How AI could steal your password by listening to the sound of typing over Zoom as researchers find it can be 95 per cent accurate

  • Academics have shown microphones can detect typing patterns on computers 
  • It could leave people open to attacks and vulnerable to having passwords stolen 

Artificial Intelligence could now be advanced enough to steal passwords by listening to the sound of typing over Zoom and other recording devices, research has found. 

Academics from Durham, Surrey and Royal Holloway universities have shown that microphones can detect typing patterns, which suggests anyone using a laptop in public could have their typing recorded and decoded. 

Researchers trained an AI model by pressing the 36 keys on a MacBook Pro 25 times and recording the sound, before feeding it into the AI which was able to correctly identify the pattern of each key. 

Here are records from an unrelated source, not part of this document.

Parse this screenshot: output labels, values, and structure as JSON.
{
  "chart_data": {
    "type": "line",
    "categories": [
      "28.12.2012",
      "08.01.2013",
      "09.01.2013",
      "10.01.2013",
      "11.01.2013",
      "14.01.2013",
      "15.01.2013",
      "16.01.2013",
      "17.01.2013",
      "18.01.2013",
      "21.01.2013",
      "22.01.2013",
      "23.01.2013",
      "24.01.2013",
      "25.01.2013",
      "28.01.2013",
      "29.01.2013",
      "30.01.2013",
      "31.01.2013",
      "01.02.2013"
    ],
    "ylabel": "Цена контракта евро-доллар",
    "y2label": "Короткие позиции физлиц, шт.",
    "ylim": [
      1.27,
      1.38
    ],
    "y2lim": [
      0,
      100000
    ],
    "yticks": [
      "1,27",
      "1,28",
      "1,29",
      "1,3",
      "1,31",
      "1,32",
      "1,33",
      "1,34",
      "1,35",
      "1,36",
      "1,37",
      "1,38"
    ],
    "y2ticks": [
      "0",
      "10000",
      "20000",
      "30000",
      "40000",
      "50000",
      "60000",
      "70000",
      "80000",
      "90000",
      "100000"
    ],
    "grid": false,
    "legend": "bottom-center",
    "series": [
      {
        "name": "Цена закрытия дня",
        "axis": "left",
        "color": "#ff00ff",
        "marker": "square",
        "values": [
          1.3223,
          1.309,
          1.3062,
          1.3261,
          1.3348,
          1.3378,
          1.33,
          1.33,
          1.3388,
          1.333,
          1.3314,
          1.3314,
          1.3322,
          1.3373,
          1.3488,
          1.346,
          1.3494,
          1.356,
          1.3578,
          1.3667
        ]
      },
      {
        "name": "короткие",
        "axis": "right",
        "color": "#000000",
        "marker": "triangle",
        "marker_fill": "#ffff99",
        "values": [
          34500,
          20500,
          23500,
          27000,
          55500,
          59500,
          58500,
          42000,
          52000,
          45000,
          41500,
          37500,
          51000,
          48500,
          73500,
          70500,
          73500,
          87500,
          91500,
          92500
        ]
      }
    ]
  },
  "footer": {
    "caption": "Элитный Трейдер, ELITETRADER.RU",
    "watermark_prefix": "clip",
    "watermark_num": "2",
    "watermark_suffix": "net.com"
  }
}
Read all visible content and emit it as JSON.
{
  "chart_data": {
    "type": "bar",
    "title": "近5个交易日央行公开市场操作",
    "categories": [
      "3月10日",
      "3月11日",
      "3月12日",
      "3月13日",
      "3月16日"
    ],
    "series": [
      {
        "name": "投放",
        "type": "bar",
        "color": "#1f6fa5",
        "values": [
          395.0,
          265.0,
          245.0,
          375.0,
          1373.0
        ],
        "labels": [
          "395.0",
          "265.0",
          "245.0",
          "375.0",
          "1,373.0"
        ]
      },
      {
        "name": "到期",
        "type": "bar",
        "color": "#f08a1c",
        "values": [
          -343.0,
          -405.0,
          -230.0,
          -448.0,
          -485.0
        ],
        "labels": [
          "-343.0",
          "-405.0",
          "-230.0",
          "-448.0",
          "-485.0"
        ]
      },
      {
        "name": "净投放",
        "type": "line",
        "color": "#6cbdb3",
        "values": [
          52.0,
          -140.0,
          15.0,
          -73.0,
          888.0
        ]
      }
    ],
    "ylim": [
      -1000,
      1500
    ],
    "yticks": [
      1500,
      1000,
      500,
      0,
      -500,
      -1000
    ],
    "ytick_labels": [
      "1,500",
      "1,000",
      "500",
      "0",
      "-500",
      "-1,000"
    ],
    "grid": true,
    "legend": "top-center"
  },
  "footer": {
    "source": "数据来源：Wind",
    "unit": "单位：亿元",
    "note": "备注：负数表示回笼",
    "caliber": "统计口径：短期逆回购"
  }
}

To prove their theory, they placed an iPhone 17cm away from the same MacBook to record someone typing, and were able to deduce the content of the typing with 95 per cent accuracy. 

They also put Zoom to the test in the same way, which recorded the key strokes with an accuracy of 93 per cent.  

(Stock Photo) Researchers trained an AI model by pressing the 36 keys on a MacBook Pro 25 times and recording the sound, before feeding it into the AI which was able to correctly identify the pattern of each key

(Stock Photo) Researchers trained an AI model by pressing the 36 keys on a MacBook Pro 25 times and recording the sound, before feeding it into the AI which was able to correctly identify the pattern of each key

(Stock Photo) Zoom was put to the test in the same way, which recorded the key strokes with an accuracy of 93 per cent

(Stock Photo) Zoom was put to the test in the same way, which recorded the key strokes with an accuracy of 93 per cent

Dr Ehsan Toreini, from the Surrey University’s Centre for Cyber Security, told The Times: ‘Each key has a unique audio, or voice, that can be fingerprinted to infer what is being pressed.’ 

A similar study was done on an Enigma machine some years ago, which found that if it had been possible to implant a microphone, a similar outcome could have been achieved, but only with 70 per cent accuracy. 

‘It gives you a hint of the tremendous improvement that has happened in the past five years in terms of the accuracy of the models, which somehow elevated the accuracy from 70-ish per cent to around perfect results,’ Dr Toreini added.

He suggested that Apple should consider adding random noises into keystrokes to ward off ‘side channel’ attacks, and that technology such as Zoom should compress audio. 

Side channel attacks attempt to get signals from a device and use acoustics, power consumption and electromagnetic waves.